Gods of Thunder
![]() Thank You, Masked Men: Lightning Bolt make some noise at Tarantula Hill. (Click to see more images) Photos by the City Paper Digi-Cam |
Fort Thunder-based Force Field tipped its urban tribalist hand right up front. As two group members crouched over electronics on either side of the darkened room, they screened a film featuring several masked figures carrying torches down what looked like a sewer tunnel. As the figures on-screen reached the foreground, they stumbled across what looked like an old analog synthesizer, whereupon they began kicking it like the mystified apes from 2001: A Space Odyssey run amok. A barrage of oscillating electronic squeals and quasi-psychedelic animation followed; after a brief break, four group members (clad in the same grandma-sweater masks worn in the film) joined together for a half hour of strangely compelling dancing, impromptu wrestling, and shouting over a distorted, stripped-down electronic thump.

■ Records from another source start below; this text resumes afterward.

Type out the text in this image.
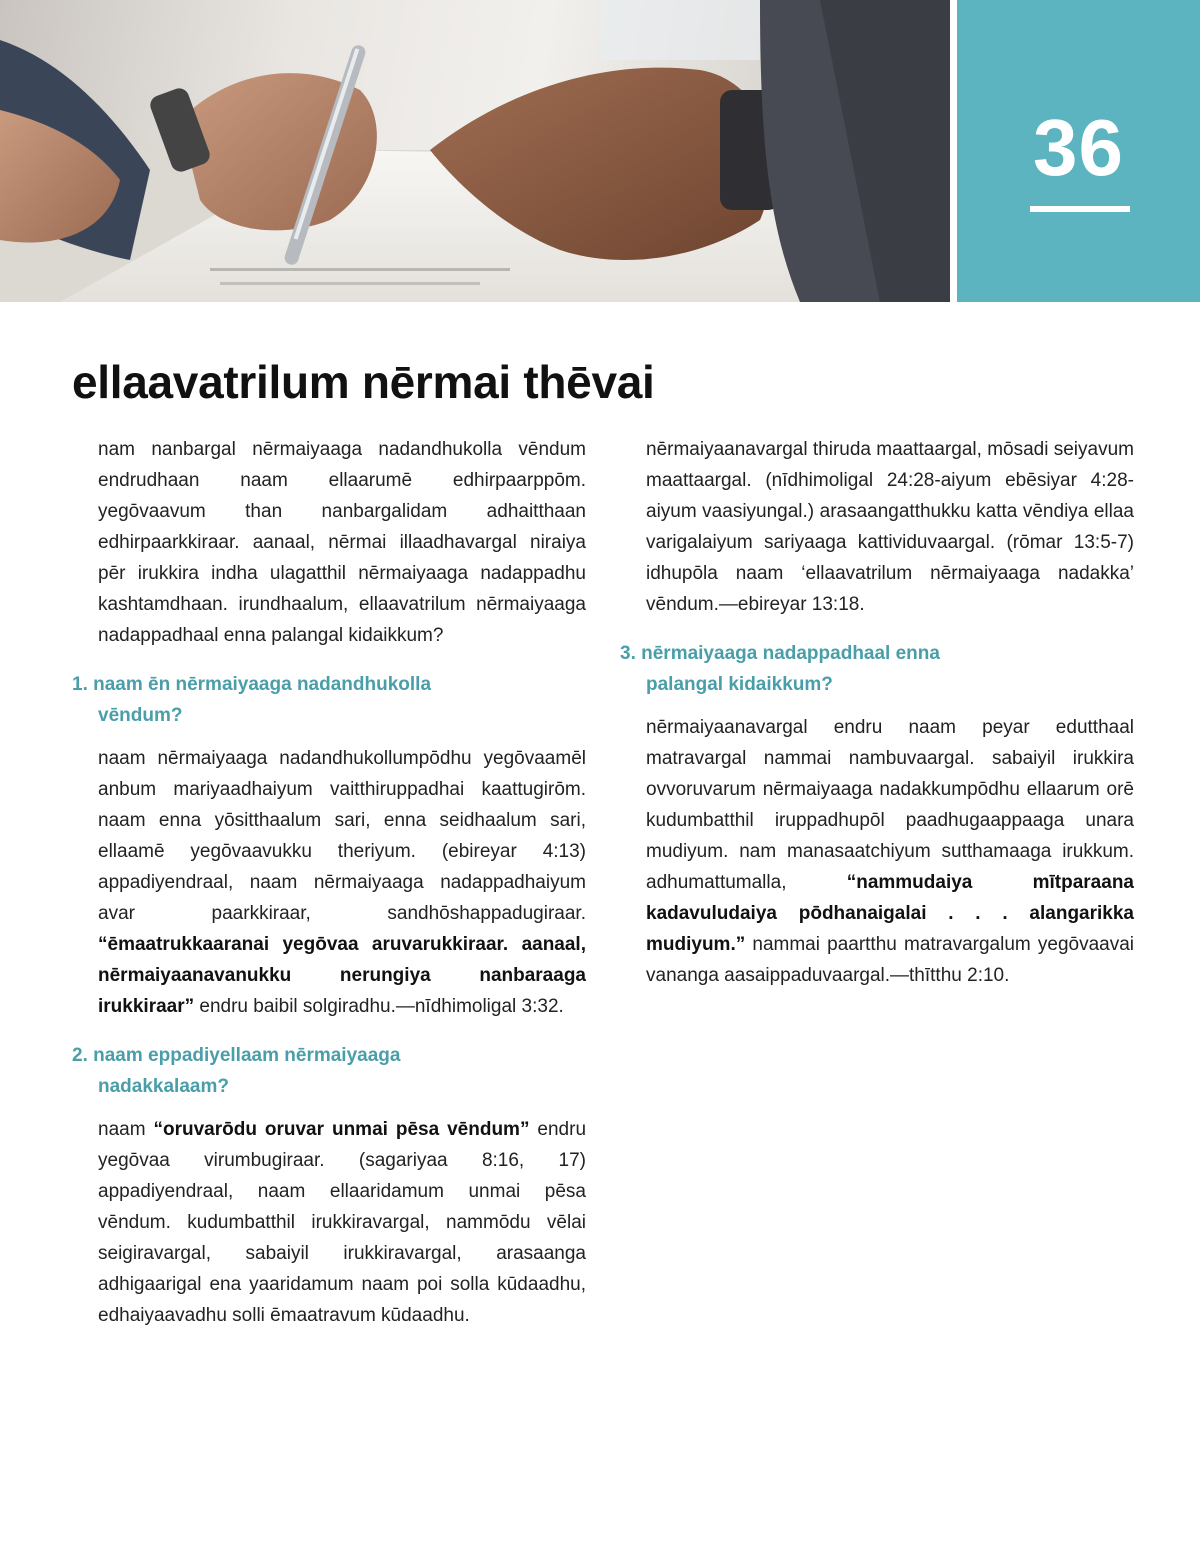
36
ellaavatrilum nērmai thēvai

nam nanbargal nērmaiyaaga nadandhukolla vēndum endrudhaan naam ellaarumē edhirpaarppōm. yegōvaavum than nanbargalidam adhaitthaan edhirpaarkkiraar. aanaal, nērmai illaadhavargal niraiya pēr irukkira indha ulagatthil nērmaiyaaga nadappadhu kashtamdhaan. irundhaalum, ellaavatrilum nērmaiyaaga nadappadhaal enna palangal kidaikkum?

1. naam ēn nērmaiyaaga nadandhukolla
vēndum?

naam nērmaiyaaga nadandhukollumpōdhu yegōvaamēl anbum mariyaadhaiyum vaitthiruppadhai kaattugirōm. naam enna yōsitthaalum sari, enna seidhaalum sari, ellaamē yegōvaavukku theriyum. (ebireyar 4:13) appadiyendraal, naam nērmaiyaaga nadappadhaiyum avar paarkkiraar, sandhōshappadugiraar. “ēmaatrukkaaranai yegōvaa aruvarukkiraar. aanaal, nērmaiyaanavanukku nerungiya nanbaraaga irukkiraar” endru baibil solgiradhu.—nīdhimoligal 3:32.

2. naam eppadiyellaam nērmaiyaaga
nadakkalaam?

naam “oruvarōdu oruvar unmai pēsa vēndum” endru yegōvaa virumbugiraar. (sagariyaa 8:16, 17) appadiyendraal, naam ellaaridamum unmai pēsa vēndum. kudumbatthil irukkiravargal, nammōdu vēlai seigiravargal, sabaiyil irukkiravargal, arasaanga adhigaarigal ena yaaridamum naam poi solla kūdaadhu, edhaiyaavadhu solli ēmaatravum kūdaadhu.

nērmaiyaanavargal thiruda maattaargal, mōsadi seiyavum maattaargal. (nīdhimoligal 24:28-aiyum ebēsiyar 4:28-aiyum vaasiyungal.) arasaangatthukku katta vēndiya ellaa varigalaiyum sariyaaga kattividuvaargal. (rōmar 13:5-7) idhupōla naam ‘ellaavatrilum nērmaiyaaga nadakka’ vēndum.—ebireyar 13:18.

3. nērmaiyaaga nadappadhaal enna
palangal kidaikkum?

nērmaiyaanavargal endru naam peyar edutthaal matravargal nammai nambuvaargal. sabaiyil irukkira ovvoruvarum nērmaiyaaga nadakkumpōdhu ellaarum orē kudumbatthil iruppadhupōl paadhugaappaaga unara mudiyum. nam manasaatchiyum sutthamaaga irukkum. adhumattumalla, “nammudaiya mītparaana kadavuludaiya pōdhanaigalai . . . alangarikka mudiyum.” nammai paartthu matravargalum yegōvaavai vananga aasaippaduvaargal.—thītthu 2:10.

Wearing the de rigueur mask, drummer Brian Chippendale of headlining Fort Thunder ensemble Lightning Bolt started setting up his kit in the center of the room while Force Field's squall was still dying away. Bassist Brian Gibson quickly took his place in front of a half-dozen mismatched speaker cabinets stacked up to the size of a double-door refrigerator and the duo immediately launched into a frantic barrage of ecstatic rock noise. The band's recordings (most recently its Ride the Skies album on Load Records) are no preparation for its live assault. Chippendale hammered out hard and fast beats buffeted by spasmodic change-ups, while Gibson's tinny bass blared out chopped-up prog-y riffs (hammer-ons!) that made him sound like Geezer Butler one minute, the low end of a cathedral pipe organ the next. There are tunes to some of Lightning Bolt's tunes--"St. Jacques" ghosts the melody of "Frere Jacques" over Chippendale's maximum-warp pummel--but the emphasis is clearly on musical frenzy. Lit from below by a single green light and obviously playing at the limits of his endurance in the hot, close little room, Chippendale seemed ready to either keel over or levitate. He teetered there, thundering away, until, dripping with sweat and panting, he finally asked, "Is that enough?" The crowd, standing 2 feet away, made plain it wasn't, so the band played some more.
Lightning Bolt plays the Ottobar on July 12.